Research continues however and some recent studies seem to show that while music lessons don't develop transferable skills, playing video games does. Wow, really? A number of researchers have been looking into claims made that music develops all sorts of transferable mental skills and found that while there may be correlation (kids who take music lessons also happen to have other mental skills), there is no case to be made for causation. Here is a blog post that gives a pretty good summary.
Much of the literature makes the mistake of inferring causation from correlation, and fails to control for confounding variables. Glenn Schellenberg, a psychologist at the University of Toronto who studies transfer from music specifically, has new, not yet published work showing that the association between music lessons and cognition disappears when demographics and personality are held constant. In other words, the apparent benefits from music lessons have more to do with which kids take music lessons than they do with the lessons themselves. In addition, studies of adult professional musicians show no cognitive benefits over comparable professional non-musicians.This causation/correlation problem is the elephant in the room in so many statistical studies. Statistics are really incapable of distinguishing the two, which is why it seems that every conclusion about, for example, what diet is good for us, is overturned a decade or two later when different correlations are discovered. My sense is that unless you have an idea about why such and such is happening, you really don't know much.
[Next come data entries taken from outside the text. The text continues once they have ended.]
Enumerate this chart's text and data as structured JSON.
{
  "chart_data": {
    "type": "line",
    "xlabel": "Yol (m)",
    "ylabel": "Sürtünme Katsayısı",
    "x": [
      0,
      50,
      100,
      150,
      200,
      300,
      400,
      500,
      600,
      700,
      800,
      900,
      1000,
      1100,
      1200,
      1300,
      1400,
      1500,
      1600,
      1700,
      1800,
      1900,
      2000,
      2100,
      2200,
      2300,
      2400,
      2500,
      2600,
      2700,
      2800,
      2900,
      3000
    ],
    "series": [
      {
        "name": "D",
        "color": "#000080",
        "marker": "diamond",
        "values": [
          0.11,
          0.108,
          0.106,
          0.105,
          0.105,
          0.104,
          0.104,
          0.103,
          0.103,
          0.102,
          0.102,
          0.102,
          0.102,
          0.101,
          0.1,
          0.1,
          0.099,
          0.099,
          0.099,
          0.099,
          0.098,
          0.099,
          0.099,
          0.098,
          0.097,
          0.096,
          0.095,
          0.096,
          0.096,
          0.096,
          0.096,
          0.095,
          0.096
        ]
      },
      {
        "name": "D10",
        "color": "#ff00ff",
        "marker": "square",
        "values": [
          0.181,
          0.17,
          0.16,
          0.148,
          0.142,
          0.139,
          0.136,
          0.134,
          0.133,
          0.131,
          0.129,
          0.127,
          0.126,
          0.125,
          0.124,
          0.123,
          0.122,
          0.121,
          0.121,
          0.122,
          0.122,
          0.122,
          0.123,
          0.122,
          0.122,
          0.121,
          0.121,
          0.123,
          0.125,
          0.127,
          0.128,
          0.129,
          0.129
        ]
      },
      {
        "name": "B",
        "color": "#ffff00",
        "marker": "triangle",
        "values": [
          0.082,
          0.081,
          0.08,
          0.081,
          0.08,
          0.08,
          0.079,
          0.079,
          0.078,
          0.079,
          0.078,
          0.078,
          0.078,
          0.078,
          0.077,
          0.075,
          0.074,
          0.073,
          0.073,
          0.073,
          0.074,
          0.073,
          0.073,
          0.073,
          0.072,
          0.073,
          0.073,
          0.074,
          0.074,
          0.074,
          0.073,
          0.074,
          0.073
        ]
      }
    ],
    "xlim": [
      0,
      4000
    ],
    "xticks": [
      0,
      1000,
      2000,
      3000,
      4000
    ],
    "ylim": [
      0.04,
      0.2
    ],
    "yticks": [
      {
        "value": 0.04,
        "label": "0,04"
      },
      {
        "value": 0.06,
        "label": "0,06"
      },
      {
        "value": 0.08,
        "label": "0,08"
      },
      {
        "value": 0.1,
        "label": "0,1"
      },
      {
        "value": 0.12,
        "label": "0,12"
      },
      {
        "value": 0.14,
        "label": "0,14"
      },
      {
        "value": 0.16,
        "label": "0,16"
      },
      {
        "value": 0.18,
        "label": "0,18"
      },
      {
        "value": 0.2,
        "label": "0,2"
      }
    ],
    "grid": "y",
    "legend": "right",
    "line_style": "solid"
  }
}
When I think about it, while it is certainly tempting to say that everyone should take music lessons as there are real, lasting benefits from doing so, this is probably just not true. Some people get a lot out of music lessons, while others get very little. I used to say that the discipline that you need in order to study music successfully is a positive benefit, but the truth is that if you really lack discipline, you will continue to lack discipline when you study music and not get very far. If you have the potential to learn a disciplined approach, then music may offer the opportunity to develop it. But that's about it.
But of course music offers profound benefits, if only to those who have the ears for it! I think the aesthetic benefits are primary, as they should be for any art form. The beauty and sublimity of music is a good and an end in itself. You either get it or you don't. Studying music as a child may well open that door for you. Or not. It is certainly worth a try. But all these attempts to show that music has or has not the ability to make you smarter or a better person or something are really rather wrong-headed, aren't they? We don't expect the practice of doing water-colors or writing poetry to improve us in these ways.
The ongoing pressure to demonstrate scientifically the value of various traditional aesthetic pursuits such as music is an artifact of the attempt to put everything to the scientific test. Understandable, but often what Gilbert Ryle called a "category error". Statistics and science have very little application to the aesthetic appreciation of music. We should just accept that.